Hangi kuvvet onu, başa, edecek kahrına ram?
Çünkü te'sis-i ilahi o metin istihkam.
Sarılır, indirilir mevki'-i müstahkemler,
Beşerin azmini tevkif edemez sun'-i beşer;
Bir göğüslerse Huda'nın edebi serhaddi;
"O benim sun'-i bediim, onu çiğnetme" dedi.
Asım'ın nesli... diyordum ya... nesilmiş gerçek:
İşte çiğnetmedi namusunu, çiğnetmeyecek.
Şuheda gövdesi, bir baksana, dağlar, taşlar...
O, rukü olmasa, dünyaya eğilmez başlar,
Vurulup tertemiz alnından, uzanmış yatıyor,
Bir hilal uğruna, ya Rab, ne güneşler batıyor!

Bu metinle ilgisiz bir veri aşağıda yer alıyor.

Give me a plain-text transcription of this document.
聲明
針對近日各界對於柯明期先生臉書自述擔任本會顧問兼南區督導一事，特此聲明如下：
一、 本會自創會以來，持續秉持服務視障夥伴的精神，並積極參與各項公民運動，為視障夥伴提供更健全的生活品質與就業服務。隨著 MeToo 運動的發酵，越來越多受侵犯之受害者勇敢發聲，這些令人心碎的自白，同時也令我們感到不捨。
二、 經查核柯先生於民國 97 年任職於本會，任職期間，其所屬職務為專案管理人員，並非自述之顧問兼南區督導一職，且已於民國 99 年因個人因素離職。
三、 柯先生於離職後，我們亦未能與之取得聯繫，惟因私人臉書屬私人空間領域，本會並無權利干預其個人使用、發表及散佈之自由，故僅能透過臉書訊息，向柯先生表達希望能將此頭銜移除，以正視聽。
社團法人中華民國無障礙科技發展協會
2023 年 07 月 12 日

Ey, bu topraklar için toprağa düşmüş, asker!
Gökten ecdad inerek öpse o pak alnı değer.
Ne büyüksün ki, kanın kurtarıyor Tevhid'i...
Bedr'in aslanları ancak, bu kadar şanlı idi.
Sana dar gelmeyecek makber'i kimler kazsın?
"Gömelim gel seni tarihe"desem, sığmazsın.
Herc ü merc ettiğin edvara da yetmez o kitab...
Seni ancak ebediyetler eder istiab.
"Bu, taşındır" diyerek Ka'be'yi diksem başına;
Ruhumun vayhini duysam da geçirsem taşına;
Sonra gök kubbeyi alsam da, rida namıyle;
Kanayan lahdine çeksem bütün ecramıyle;
Mor bulutlarla açık türbene çatsam da tavan;
Yedi kandilli Süreyya'yı uzatsan oradan;
Sen bu avizenin altında, bürünmüş kanına;
Uzanırken, gece mehtabı getirsem yanına,
Türbedarın gibi ta fecre kadar bekletsem;
Gündüzün fecr ile avizeni lebriz etsem;
Tüllenen mağribi, akşamları sarsam yarana...
Yine bir şey yapabildim diyemem hatırına.
Sen ki, son ehl-i salibin kırarak savletini,
Şarkın en sevgili sultanını Salahaddin'i,
Kılıç Arslan gibi iclaline ettin hayran...
Sen ki, İslam'ı kuşatmış, boğuyorken hüsran,
O demir çemberi göğsünde kırıp parçaladın;
Sen ki, ruhunla beraber gezer ecramı adın;
Sen ki, a'sara gömülsen taşacaksın... Heyhat,
Sana gelmez bu ufukalar, seni almaz bu cihat...
Ey şehid oğlu şehid, isteme benden makber,
Sana ağuşunu açmış duruyor Peygamber.